Mohan Lal told to him to clean up the house. He said Siddharth had turned their home into a pigsty.

“I turned it into a pigsty? Me?” Siddharth was about to shoot back with something mean — that Mohan Lal was worse than a pig, he was like a dirty Indian beggar who lived in a slum. That the house got so dirty because Mohan Lal was too cheap to pay the Polish cleaning lady to come more than once a month. But as he looked down at the glistening gray hairs of his father’s shoulders, he realized something strange was happening. Mohan Lal did clean from time to time.
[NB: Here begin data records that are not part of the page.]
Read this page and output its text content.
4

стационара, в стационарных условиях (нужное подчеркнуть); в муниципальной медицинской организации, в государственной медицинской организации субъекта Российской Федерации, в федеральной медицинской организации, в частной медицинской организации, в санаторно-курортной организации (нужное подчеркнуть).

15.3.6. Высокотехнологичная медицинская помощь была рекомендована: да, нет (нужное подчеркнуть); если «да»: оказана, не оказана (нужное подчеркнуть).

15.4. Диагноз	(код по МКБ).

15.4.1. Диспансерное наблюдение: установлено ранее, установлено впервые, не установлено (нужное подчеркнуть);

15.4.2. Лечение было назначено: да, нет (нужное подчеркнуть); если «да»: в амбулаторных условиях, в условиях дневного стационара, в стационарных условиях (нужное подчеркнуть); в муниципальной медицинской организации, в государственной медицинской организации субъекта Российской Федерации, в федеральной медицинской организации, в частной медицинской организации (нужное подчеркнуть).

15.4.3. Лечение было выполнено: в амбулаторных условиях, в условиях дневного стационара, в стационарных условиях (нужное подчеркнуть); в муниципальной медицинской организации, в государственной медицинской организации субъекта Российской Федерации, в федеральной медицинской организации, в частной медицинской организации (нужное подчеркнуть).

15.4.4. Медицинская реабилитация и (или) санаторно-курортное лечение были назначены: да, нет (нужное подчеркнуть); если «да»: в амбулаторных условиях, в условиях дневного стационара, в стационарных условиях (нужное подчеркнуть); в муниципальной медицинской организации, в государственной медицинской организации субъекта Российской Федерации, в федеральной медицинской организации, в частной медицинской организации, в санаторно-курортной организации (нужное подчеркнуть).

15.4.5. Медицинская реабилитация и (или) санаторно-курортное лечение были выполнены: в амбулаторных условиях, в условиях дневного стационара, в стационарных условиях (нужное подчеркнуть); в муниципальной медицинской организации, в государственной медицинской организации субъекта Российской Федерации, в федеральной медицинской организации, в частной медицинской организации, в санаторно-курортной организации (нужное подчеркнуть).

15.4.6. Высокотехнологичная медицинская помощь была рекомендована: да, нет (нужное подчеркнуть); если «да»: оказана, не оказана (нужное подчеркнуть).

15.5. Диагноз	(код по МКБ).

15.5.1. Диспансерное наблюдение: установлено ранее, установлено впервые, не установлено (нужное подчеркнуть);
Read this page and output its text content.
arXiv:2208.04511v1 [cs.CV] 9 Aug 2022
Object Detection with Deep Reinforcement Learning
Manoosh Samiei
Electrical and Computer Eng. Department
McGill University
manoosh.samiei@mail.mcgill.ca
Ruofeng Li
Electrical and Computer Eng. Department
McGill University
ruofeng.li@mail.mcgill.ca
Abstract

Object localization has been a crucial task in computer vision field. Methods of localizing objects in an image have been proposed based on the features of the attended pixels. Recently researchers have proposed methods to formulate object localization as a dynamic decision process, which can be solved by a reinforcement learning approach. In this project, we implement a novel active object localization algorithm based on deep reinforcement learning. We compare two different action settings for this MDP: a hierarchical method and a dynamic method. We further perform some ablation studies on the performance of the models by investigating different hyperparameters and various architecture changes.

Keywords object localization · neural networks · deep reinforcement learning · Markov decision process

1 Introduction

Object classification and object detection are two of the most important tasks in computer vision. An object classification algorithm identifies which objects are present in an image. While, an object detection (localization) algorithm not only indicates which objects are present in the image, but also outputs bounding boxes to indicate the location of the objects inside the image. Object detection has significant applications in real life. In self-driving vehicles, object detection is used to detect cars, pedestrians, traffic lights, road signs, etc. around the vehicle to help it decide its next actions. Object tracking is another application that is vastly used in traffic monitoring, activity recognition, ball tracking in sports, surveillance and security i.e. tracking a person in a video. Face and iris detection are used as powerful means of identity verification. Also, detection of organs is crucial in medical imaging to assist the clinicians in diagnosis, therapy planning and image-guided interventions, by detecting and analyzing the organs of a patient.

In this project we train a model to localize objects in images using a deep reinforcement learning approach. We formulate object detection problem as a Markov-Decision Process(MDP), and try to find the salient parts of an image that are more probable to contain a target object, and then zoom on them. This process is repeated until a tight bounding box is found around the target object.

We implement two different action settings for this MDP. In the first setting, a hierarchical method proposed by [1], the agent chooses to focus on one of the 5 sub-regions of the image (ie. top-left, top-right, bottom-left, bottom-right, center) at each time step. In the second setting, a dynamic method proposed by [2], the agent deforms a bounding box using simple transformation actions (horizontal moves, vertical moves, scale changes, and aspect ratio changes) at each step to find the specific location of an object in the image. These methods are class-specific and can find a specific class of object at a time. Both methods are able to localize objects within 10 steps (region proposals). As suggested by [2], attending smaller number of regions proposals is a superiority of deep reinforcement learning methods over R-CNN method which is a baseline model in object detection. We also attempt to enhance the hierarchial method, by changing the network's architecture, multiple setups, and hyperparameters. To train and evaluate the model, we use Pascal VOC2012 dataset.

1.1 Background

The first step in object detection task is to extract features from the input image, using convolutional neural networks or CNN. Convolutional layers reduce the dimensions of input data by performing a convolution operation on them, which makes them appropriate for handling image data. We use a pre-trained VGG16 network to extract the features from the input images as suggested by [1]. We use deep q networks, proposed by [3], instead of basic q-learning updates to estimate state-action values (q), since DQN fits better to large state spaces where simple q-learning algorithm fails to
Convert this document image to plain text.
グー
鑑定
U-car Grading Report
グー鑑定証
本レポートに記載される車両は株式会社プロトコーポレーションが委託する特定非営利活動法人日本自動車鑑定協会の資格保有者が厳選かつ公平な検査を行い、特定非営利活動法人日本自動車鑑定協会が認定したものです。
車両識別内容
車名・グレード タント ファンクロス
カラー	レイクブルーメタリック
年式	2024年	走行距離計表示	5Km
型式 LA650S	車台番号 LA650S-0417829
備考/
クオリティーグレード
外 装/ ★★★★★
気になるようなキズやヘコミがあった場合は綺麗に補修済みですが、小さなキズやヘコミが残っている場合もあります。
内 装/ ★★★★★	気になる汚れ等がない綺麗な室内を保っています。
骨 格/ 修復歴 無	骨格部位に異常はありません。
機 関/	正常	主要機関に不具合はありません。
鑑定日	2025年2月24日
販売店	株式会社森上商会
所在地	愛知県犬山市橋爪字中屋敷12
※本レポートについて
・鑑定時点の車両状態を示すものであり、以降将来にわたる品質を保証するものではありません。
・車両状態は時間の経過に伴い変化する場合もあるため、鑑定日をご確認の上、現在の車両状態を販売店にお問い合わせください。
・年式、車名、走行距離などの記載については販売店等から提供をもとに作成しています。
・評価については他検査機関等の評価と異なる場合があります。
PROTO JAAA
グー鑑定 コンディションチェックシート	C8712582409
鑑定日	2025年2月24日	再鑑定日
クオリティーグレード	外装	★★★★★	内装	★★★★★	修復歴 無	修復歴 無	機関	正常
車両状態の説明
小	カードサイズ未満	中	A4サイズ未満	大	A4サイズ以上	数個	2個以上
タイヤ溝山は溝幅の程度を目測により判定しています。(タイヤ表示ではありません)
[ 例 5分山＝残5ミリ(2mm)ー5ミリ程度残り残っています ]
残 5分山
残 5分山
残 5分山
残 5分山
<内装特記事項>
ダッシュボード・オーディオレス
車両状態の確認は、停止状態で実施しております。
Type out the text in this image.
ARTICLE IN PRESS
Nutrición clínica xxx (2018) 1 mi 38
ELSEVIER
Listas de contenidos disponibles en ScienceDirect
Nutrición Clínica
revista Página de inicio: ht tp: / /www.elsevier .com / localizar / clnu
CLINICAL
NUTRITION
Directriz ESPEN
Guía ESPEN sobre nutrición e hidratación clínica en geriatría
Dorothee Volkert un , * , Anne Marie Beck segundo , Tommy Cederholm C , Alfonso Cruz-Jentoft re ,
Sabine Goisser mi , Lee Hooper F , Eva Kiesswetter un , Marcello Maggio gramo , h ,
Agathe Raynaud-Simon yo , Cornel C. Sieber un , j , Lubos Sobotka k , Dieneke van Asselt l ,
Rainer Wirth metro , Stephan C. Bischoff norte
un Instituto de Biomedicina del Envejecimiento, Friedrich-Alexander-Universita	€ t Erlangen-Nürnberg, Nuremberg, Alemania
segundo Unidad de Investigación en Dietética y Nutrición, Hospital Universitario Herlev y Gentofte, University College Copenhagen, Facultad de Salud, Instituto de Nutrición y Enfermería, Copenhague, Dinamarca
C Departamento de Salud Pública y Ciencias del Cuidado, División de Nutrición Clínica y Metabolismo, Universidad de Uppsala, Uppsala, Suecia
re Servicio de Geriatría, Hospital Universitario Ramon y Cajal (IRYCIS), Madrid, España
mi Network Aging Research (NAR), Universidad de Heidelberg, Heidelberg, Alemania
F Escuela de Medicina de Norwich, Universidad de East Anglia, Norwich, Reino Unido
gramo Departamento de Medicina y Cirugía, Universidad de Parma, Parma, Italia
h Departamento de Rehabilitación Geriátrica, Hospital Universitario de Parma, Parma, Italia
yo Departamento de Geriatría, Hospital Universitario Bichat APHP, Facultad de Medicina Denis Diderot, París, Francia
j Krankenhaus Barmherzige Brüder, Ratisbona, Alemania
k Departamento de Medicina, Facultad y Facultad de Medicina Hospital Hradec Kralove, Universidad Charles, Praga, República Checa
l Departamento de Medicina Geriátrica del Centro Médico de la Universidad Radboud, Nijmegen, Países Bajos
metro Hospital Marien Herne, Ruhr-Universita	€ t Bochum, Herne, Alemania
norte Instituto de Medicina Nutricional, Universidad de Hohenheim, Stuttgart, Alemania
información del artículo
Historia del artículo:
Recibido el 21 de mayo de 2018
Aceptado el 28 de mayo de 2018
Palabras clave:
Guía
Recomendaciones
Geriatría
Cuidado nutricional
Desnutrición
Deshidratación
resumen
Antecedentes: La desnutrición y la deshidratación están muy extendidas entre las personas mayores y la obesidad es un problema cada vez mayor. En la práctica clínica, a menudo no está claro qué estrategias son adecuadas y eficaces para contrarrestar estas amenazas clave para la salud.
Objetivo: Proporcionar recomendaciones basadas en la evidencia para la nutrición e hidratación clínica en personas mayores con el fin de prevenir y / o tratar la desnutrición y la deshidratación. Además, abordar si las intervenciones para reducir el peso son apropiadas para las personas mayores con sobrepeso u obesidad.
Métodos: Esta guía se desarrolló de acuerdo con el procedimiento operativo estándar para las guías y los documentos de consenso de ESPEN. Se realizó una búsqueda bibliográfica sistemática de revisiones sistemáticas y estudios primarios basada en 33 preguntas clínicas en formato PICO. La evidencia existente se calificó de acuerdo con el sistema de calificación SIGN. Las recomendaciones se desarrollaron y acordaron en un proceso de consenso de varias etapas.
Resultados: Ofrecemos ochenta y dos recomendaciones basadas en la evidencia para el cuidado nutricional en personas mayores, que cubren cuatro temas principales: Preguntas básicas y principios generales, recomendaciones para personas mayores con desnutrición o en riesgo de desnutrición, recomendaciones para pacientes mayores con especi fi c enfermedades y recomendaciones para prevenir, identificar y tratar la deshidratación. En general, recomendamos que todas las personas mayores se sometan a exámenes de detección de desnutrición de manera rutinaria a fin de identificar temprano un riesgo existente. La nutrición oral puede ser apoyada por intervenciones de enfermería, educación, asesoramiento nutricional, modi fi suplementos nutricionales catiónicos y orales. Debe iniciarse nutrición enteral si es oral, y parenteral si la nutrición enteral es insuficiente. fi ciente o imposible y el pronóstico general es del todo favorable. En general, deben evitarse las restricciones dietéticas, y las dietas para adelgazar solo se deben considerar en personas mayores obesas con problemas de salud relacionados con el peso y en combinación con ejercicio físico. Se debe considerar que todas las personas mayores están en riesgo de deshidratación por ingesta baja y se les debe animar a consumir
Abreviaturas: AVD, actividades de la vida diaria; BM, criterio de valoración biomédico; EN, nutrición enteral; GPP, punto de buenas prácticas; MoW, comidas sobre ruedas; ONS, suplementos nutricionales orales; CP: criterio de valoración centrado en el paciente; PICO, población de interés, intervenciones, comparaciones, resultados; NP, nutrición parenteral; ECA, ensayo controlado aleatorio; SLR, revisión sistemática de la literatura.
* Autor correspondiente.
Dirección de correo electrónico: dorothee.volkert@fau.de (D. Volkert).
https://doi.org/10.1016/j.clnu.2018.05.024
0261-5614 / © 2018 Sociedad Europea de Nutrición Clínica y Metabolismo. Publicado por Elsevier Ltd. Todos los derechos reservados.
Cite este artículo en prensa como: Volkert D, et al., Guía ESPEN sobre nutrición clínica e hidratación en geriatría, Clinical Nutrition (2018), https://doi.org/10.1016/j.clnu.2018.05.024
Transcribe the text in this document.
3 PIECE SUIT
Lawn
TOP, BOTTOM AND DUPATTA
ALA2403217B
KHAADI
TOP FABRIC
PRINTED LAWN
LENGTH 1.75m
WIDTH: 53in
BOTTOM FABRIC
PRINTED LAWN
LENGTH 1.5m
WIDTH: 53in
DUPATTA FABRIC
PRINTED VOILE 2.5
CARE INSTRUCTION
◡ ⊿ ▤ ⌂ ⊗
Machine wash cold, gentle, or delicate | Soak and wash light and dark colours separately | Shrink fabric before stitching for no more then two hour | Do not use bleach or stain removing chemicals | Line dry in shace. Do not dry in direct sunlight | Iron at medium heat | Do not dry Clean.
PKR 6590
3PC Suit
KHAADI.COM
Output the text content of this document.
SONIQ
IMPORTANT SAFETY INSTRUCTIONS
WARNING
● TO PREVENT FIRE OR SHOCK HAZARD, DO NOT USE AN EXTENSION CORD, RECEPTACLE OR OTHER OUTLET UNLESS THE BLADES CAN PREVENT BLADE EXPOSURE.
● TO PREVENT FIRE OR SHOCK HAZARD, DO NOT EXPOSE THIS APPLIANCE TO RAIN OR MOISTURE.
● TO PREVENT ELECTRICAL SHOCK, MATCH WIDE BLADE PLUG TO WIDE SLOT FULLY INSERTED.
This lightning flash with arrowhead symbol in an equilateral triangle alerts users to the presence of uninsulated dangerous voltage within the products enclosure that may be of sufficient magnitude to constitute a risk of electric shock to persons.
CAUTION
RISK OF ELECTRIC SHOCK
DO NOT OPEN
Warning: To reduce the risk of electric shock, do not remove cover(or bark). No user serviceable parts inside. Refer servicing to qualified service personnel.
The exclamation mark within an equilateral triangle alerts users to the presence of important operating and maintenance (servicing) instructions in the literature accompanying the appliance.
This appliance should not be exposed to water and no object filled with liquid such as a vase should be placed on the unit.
He blued the toilet bowls with that gel, vacuumed the floors in the family room and kitchen. But he rarely got down and dirty like this.

“Go clean your room,” said Mohan Lal. “Rachel and Marc will be here soon.”

“They’re coming over? Again?”

“Hurry up. Thanks to you, she’ll think we are animals.”

“Yeah, thanks to me,” Siddharth muttered. “I’m the one who has seven dirty coffee mugs on my desk. I keep the catalogs on the dining table for five months but never actually cut the coupons.” He reluctantly headed to his bedroom with an empty garbage bag and the vacuum cleaner. He sifted through the chaotic assortment of school papers on his desk, chucking a blackened banana peel and a paper plate full of Dorito crumbs into the garbage. Two weeks of dirty clothes were strewn across the patterned carpet. He stuffed his sweaters and sweatshirts into a drawer, then dumped his pants and T-shirts into the laundry basket in the linen closet outside the main bathroom, where Mohan Lal was now ringing out a mop.